You can indeed infer $\textbf{(1)}$ and $\textbf{(2)}$ from looking at the truth tables, but to write it requires some care. Also it's not good practice to say $s_1=p$, because $p$ is usually reserved for propositional symbols and $s_1$ can be a complex formula, but this isn't really relevant. Below is how I would have done it.
By definition, $s_1\iff s_2$ is an abbreviation of $s_1\implies s_2$ and $s_2\implies s_1$, or in an alternative notation, $s_1\models s_2$ and $s_2\models s_1$. I will be using the latter.

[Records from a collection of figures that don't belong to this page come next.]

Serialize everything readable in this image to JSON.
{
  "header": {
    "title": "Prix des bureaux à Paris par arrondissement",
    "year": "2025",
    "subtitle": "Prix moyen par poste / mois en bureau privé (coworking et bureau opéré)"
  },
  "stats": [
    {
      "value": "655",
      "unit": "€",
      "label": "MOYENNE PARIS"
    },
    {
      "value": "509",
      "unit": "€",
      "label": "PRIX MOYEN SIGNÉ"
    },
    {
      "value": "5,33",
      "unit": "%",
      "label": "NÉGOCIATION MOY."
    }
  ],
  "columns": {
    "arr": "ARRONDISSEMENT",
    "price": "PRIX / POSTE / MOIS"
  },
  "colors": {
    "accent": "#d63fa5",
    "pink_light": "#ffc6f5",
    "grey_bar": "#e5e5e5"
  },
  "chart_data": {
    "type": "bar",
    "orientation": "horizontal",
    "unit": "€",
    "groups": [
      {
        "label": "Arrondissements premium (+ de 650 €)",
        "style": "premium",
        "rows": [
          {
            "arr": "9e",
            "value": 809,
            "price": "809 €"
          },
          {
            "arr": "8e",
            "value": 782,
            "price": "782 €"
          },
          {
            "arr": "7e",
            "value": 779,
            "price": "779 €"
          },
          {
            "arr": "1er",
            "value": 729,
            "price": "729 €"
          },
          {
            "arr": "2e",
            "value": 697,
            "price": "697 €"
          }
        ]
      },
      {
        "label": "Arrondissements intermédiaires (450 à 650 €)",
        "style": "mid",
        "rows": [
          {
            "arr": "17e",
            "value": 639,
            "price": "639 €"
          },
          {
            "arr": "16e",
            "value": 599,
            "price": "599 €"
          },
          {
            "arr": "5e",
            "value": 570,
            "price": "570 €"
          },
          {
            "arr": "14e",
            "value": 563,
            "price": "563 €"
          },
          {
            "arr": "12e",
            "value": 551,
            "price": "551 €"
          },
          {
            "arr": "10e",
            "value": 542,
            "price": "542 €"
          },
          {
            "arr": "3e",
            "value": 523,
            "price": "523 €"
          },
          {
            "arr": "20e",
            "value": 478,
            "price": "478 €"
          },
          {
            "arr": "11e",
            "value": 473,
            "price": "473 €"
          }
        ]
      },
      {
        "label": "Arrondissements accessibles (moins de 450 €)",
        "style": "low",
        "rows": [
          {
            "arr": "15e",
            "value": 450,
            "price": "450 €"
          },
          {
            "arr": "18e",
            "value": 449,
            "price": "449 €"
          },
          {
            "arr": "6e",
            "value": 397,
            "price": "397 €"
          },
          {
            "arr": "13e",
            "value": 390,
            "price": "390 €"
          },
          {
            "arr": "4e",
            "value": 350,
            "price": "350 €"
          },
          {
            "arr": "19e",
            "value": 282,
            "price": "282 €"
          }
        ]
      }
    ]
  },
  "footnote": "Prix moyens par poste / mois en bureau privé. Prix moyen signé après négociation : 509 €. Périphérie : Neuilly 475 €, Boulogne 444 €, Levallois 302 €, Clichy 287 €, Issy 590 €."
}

For $\textbf{(1)}$, assume $s_1\leftrightarrow s_2$ is a tautology. This means, by definition of tautology, that for every valuation $w$ one has $w(s_1\leftrightarrow s_2)=1$. Since by definition of valuation one has $$w(s_1\leftrightarrow s_2)=\min\left(\max(1-w(s_1), w(s_2)), \max(w(s_1), 1-w(s_2))\right),$$ it follows that $\max(1-w(s_1), w(s_2))=1=\max(w(s_1), 1-w(s_2))$.
Now to prove that $s_1\models s_2$ take any valuation $v$ and suppose that $v(s_1)=1$. (The goal is to prove that $v(s_2)=1$). Since $\max(1-v(s_1), v(s_2))=1$ and $1-v(s_1)=0$, one gets $v(s_2)=1$, as desired.
The proof of $s_2\models s_1$ is similar.
For $\textbf{(2)}$, suppose $s_1\models s_2$ and $s_2\models s_1$. (The goal is to prove that for every valuation $v$, $v(s_1\leftrightarrow s_2)=1$). Let $v$ by a valuation. One has $$v(s_1\leftrightarrow s_2)=\min\left(\max(1-v(s_1), v(s_2)), \max(v(s_1), 1-v(s_2))\right).$$
Now either $v(s_1)=1$ or $v(s_1)=0$. In the first case, since $s_1\models s_2$, $v(s_2)=1$ follows. Consequently $v(s_1\leftrightarrow s_2)=1$. In the case $v(s_1)=0$, because $s_2\models s_1$, it can't be the case that $v(s_2)=1$, thus $v(s_2)=0$ and $v(s_1\leftrightarrow s_2)=1$.